Sophisticated players in the B2B and services marketing arena speak of drilling for the ‘Dominant Buying Motive (DBM)’ . . . a concept that could be valuably applied to process of understanding the specific motivations of the hiring party.
I very deliberately use the word “drilling”. A DBM is often not as clearly reflected in a client’s brief as might be expected. One of the most prevalent reasons for this, is that – whether a tender, a set of purchasing specifications, a recruitment or any other form of “procurement” brief – the requirements, in their truest sense, may not be as cut-and-dried as the written specs convey.

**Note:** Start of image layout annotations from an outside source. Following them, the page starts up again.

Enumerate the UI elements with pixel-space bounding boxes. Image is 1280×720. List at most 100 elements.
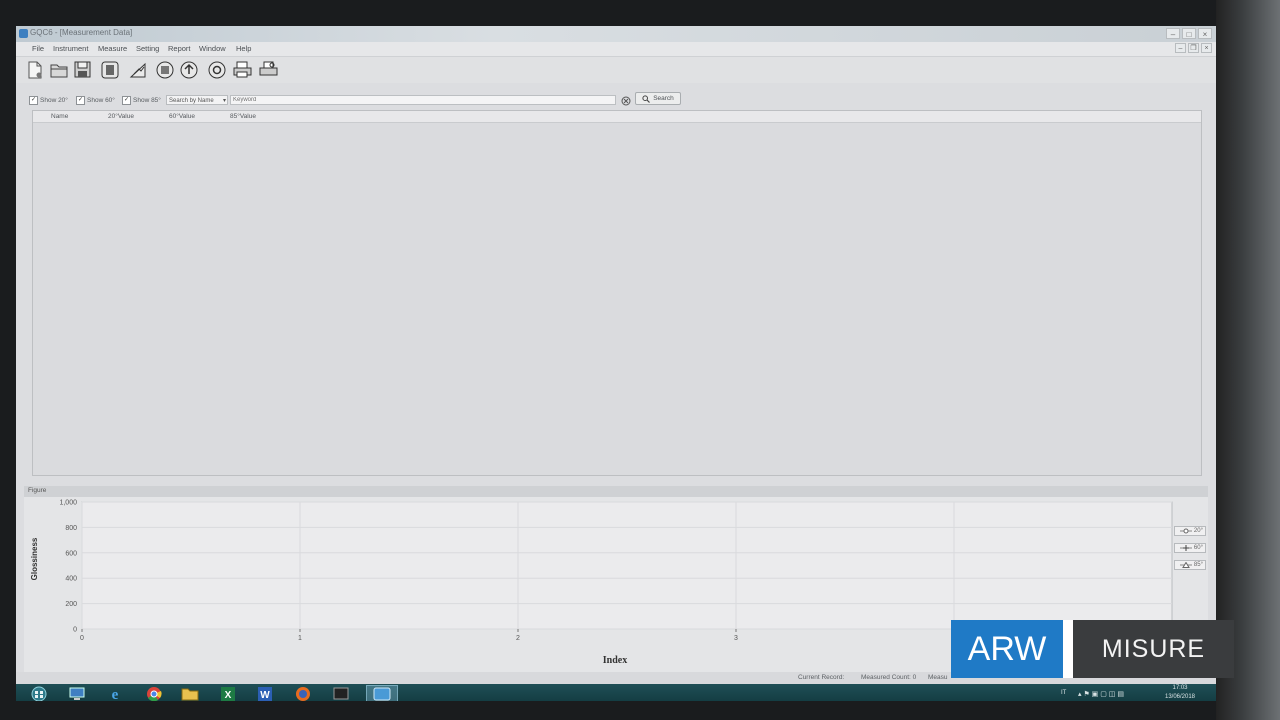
maximize-button[interactable]: □: [1182, 28, 1196, 39]
new-file-icon[interactable]: [24, 59, 45, 80]
toolbar: [16, 57, 1216, 83]
search-mode-select[interactable]: Search by Name ▾: [166, 95, 228, 105]
x-axis-label: Index: [603, 655, 627, 666]
upload-icon[interactable]: [154, 59, 175, 80]
child-close-button[interactable]: ×: [1201, 43, 1212, 53]
checkbox-20[interactable]: ✓: [29, 96, 38, 105]
status-current-record: Current Record:: [798, 674, 845, 681]
search-row: ✓ Show 20° ✓ Show 60° ✓ Show 85° Search …: [16, 88, 1216, 108]
network-icon[interactable]: [65, 685, 89, 701]
search-mode-value: Search by Name: [169, 98, 214, 104]
svg-text:X: X: [225, 690, 232, 701]
brand-logo-divider: [1063, 620, 1073, 678]
chevron-down-icon: ▾: [222, 98, 226, 104]
show-20-checkbox[interactable]: ✓ Show 20°: [29, 96, 68, 105]
legend-item-85[interactable]: 85°: [1174, 560, 1206, 570]
x-tick-label: 3: [734, 635, 738, 642]
terminal-icon[interactable]: [329, 685, 353, 701]
tray-language[interactable]: IT: [1061, 690, 1066, 696]
save-icon[interactable]: [72, 59, 93, 80]
brand-logo-arw: ARW: [951, 620, 1063, 678]
window-title: GQC6 - [Measurement Data]: [30, 28, 133, 37]
column-85-value[interactable]: 85°Value: [230, 113, 256, 120]
column-60-value[interactable]: 60°Value: [169, 113, 195, 120]
search-icon: [642, 94, 651, 103]
show-20-label: Show 20°: [40, 97, 68, 104]
checkbox-85[interactable]: ✓: [122, 96, 131, 105]
screen: GQC6 - [Measurement Data] – □ × File Ins…: [16, 26, 1216, 701]
print-icon[interactable]: [232, 59, 253, 80]
legend-item-20[interactable]: 20°: [1174, 526, 1206, 536]
menu-measure[interactable]: Measure: [98, 44, 127, 53]
y-tick-label: 600: [65, 550, 77, 557]
figure-panel-tab: Figure: [24, 486, 1208, 497]
y-tick-label: 800: [65, 525, 77, 532]
legend-label-60: 60°: [1193, 545, 1203, 551]
firefox-icon[interactable]: [291, 685, 315, 701]
folder-icon[interactable]: [178, 685, 202, 701]
word-icon[interactable]: W: [253, 685, 277, 701]
monitor-bezel: [1216, 0, 1280, 720]
column-name[interactable]: Name: [51, 113, 68, 120]
settings-icon[interactable]: [206, 59, 227, 80]
keyword-input[interactable]: [230, 95, 616, 105]
legend-label-20: 20°: [1193, 528, 1203, 534]
plot-area: [81, 501, 1173, 630]
menu-window[interactable]: Window: [199, 44, 226, 53]
open-folder-icon[interactable]: [48, 59, 69, 80]
y-tick-label: 1,000: [59, 500, 77, 507]
y-tick-label: 0: [73, 627, 77, 634]
close-button[interactable]: ×: [1198, 28, 1212, 39]
table-header: Name 20°Value 60°Value 85°Value: [33, 111, 1201, 123]
title-bar: GQC6 - [Measurement Data] – □ ×: [16, 26, 1216, 42]
x-tick-label: 0: [80, 635, 84, 642]
tray-date[interactable]: 13/06/2018: [1158, 694, 1202, 700]
instrument-icon[interactable]: [99, 59, 120, 80]
tray-icons[interactable]: ▴ ⚑ ▣ ▢ ◫ ▤: [1078, 690, 1124, 698]
tray-time[interactable]: 17:03: [1162, 685, 1198, 691]
menu-setting[interactable]: Setting: [136, 44, 159, 53]
svg-text:W: W: [260, 690, 270, 701]
ie-icon[interactable]: e: [103, 685, 127, 701]
brand-logo-misure: MISURE: [1073, 620, 1234, 678]
menu-bar: File Instrument Measure Setting Report W…: [16, 42, 1216, 57]
gqc6-app-icon[interactable]: [366, 685, 398, 701]
x-tick-label: 1: [298, 635, 302, 642]
menu-file[interactable]: File: [32, 44, 44, 53]
status-measured-count: Measured Count: 0: [861, 674, 917, 681]
child-restore-button[interactable]: ❐: [1188, 43, 1199, 53]
status-measured-tail: Measu: [928, 674, 948, 681]
column-20-value[interactable]: 20°Value: [108, 113, 134, 120]
print-preview-icon[interactable]: [258, 59, 279, 80]
figure-tab-label: Figure: [28, 487, 47, 494]
search-button-label: Search: [653, 95, 674, 102]
child-minimize-button[interactable]: –: [1175, 43, 1186, 53]
legend-marker-20-icon: [1179, 528, 1192, 534]
app-icon: [19, 29, 28, 38]
show-85-label: Show 85°: [133, 97, 161, 104]
data-table: Name 20°Value 60°Value 85°Value: [32, 110, 1202, 476]
clear-search-icon[interactable]: [621, 93, 631, 106]
show-60-checkbox[interactable]: ✓ Show 60°: [76, 96, 115, 105]
x-tick-label: 2: [516, 635, 520, 642]
chrome-icon[interactable]: [142, 685, 166, 701]
download-icon[interactable]: [178, 59, 199, 80]
show-85-checkbox[interactable]: ✓ Show 85°: [122, 96, 161, 105]
y-tick-label: 200: [65, 601, 77, 608]
legend-marker-85-icon: [1179, 562, 1192, 568]
excel-icon[interactable]: X: [216, 685, 240, 701]
legend-label-85: 85°: [1193, 562, 1203, 568]
search-button[interactable]: Search: [635, 92, 681, 105]
legend-item-60[interactable]: 60°: [1174, 543, 1206, 553]
taskbar: e X W IT ▴ ⚑ ▣ ▢ ◫ ▤ 17:03 13/06/2018: [16, 684, 1216, 701]
y-axis-label: Glossiness: [30, 537, 39, 580]
svg-text:e: e: [112, 687, 119, 701]
legend-marker-60-icon: [1179, 545, 1192, 551]
measure-icon[interactable]: [127, 59, 148, 80]
menu-help[interactable]: Help: [236, 44, 251, 53]
checkbox-60[interactable]: ✓: [76, 96, 85, 105]
start-orb-icon[interactable]: [27, 685, 51, 701]
menu-report[interactable]: Report: [168, 44, 191, 53]
menu-instrument[interactable]: Instrument: [53, 44, 88, 53]
minimize-button[interactable]: –: [1166, 28, 1180, 39]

The written criteria are based on the best expression of logic, but the driving force behind them is far more emotive – and the client might not:
(a) be conscious of that underlying emotion / motivation,
(b) be able to articulate it, and/or
(c) not be willing to declare it openly.
However, none of these three factors erodes the strength of that unarticulated emotion that lies aback of the articulated logic and its influence in the decision.
Emotion-Driven Action, Logic-Based Justification
The other side of the exact same coin is that – as in marketing and sales psychology in general – a buyer may be primarily motivated by emotional factors but justify his or her buying decision (and his or her articulation of that justification) with logical factors.
How that plays out in the formulation of a recruitment brief, very specifically, is that the more tangible specifications are – whether consciously or subconconsciously – informed by emotive factors, but expressed and discussed in terms of quantitative, objective descriptors and measures. And as it is with the vendor in any high-stakes corporate sector procurement, so it is with the candidate investing the time and intellectual effort in drilling out the real underlying DBM in a talent hire. That is, those parties avail themselves of crystal-clear insight into the hot buttons and the key trigger points of the decisionmakers.